“The impact of chronic stress on personal performance is multidimensional,” says Michael Thompson, Principal at PricewaterhouseCoopers, who has over 25 years in healthcare and employee benefits strategy development and implementation, design, financing, pricing, operations, and analysis. “Demands and pressures can come from all directions. By helping people learn the skill of resilience, we are helping them to be at their best at work, at home and in life; it’s a positive step forward toward their greater well-being and a positive return for the organization.” Like programs that prepare workers for specific physical tasks, resilience training is similar to protective gear for the brain
The good news: long-established science proves that resilience—the ability to cope and thrive in stressful situations—is a measurable set of skill-based competencies, including impulse control, empathy, positivity, and realistic optimism, that can be learned; and everyone has the ability to increase his or her resilience.
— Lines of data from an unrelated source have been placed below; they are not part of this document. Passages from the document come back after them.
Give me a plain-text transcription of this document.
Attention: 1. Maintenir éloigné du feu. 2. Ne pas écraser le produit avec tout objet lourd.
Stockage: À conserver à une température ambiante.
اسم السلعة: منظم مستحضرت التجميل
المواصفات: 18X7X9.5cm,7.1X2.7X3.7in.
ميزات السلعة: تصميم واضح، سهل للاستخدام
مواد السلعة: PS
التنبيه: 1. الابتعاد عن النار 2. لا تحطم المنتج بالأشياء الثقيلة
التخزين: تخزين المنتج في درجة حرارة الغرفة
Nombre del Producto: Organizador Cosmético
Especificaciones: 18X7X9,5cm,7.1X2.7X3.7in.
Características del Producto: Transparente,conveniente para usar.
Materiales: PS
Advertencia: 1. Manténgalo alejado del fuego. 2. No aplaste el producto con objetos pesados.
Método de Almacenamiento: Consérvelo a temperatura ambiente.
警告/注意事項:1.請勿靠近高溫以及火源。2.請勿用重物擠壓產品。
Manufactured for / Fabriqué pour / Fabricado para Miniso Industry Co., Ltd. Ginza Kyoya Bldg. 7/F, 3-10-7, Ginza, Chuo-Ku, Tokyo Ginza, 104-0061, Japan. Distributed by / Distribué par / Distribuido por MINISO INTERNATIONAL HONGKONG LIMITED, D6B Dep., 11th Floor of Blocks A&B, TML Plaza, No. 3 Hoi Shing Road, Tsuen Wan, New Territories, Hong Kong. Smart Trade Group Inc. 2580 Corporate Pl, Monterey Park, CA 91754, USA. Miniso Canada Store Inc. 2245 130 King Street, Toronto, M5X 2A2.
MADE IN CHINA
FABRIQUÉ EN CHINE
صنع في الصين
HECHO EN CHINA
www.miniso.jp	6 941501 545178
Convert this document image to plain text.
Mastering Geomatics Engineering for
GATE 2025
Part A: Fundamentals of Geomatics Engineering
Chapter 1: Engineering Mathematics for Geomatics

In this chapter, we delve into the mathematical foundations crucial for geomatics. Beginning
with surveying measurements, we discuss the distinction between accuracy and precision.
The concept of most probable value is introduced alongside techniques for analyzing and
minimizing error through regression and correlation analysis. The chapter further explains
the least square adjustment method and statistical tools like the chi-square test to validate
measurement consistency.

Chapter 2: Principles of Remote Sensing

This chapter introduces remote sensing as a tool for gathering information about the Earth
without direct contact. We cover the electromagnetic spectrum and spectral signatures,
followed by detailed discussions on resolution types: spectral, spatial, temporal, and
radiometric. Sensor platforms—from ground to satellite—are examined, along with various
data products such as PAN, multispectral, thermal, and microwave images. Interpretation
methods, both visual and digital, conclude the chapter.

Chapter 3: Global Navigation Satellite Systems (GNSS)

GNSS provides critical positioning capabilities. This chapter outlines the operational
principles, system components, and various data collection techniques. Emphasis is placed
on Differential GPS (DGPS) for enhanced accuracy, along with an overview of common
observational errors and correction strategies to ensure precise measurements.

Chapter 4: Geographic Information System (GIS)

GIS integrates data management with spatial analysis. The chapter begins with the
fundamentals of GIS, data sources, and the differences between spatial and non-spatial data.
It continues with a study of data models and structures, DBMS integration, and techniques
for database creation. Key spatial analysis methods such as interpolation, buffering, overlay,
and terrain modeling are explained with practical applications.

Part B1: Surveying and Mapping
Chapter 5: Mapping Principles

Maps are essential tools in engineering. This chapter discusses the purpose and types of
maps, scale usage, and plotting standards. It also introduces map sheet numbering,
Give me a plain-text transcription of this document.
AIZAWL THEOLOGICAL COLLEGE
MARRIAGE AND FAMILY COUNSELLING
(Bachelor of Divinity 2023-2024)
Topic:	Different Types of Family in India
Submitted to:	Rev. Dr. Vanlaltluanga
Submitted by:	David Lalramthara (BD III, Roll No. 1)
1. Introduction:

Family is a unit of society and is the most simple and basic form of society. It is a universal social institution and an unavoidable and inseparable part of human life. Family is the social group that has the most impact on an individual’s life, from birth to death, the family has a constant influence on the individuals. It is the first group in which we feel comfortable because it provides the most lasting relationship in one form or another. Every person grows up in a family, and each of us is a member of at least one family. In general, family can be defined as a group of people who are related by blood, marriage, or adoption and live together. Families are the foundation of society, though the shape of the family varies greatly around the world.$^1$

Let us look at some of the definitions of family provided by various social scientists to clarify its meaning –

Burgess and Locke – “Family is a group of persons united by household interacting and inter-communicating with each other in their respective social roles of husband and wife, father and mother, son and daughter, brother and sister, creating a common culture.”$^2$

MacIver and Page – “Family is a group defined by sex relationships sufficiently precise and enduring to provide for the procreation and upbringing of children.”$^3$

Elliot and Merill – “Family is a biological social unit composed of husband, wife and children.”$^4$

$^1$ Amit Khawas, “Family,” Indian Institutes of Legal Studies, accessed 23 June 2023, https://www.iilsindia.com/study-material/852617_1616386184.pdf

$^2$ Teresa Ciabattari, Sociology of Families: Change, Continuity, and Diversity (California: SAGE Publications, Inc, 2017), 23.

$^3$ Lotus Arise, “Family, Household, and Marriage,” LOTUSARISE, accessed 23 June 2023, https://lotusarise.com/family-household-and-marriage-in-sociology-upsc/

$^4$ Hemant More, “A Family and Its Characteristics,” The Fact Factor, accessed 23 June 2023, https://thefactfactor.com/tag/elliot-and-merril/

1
A recent study on the relationship between resilience and industry-standard business and psychological metrics, conducted by meQuilibrium, found that higher resilience is strongly correlated with benchmark physical and psychometric measures, such as job performance, perceived stress, overall health, and job satisfaction. Resilient workers are less stressed. Our research found that there is a strong inverse correlation between perceived stress and resilience: higher resilience corresponds to lower perceptions of stress. In fact, individuals with high resilience have 46% less perceived stress than those with low resilience. Resilience translates to better health. Individuals with high levels of resilience are nearly five times more likely to report very good or excellent health, compared to their peers with low resilience. Conversely, individuals with low resilience scores are twice as likely to be overweight and twice as likely to have required a hospital stay in the past year. Resilient employees have higher job satisfaction. Those with high levels of resilience are almost four times as likely to be highly satisfied with their jobs when compared to those with low levels of resilience. This group is also half as likely to have reported one to three absences in the past month. We all know a work environment can be stressful. Decades of research document significant effects of job strain on physical health, including heart disease, diabetes, depression and anxiety disorders, and other illnesses. Faced with an ever-quickening pace and fewer resources, today’s workers need and deserve skills to manage the pressures they experience. We’ve learned to give workers hard hats, safety gear, and training to improve their chances of success and safety. Now it’s time to start protecting what’s between our ears.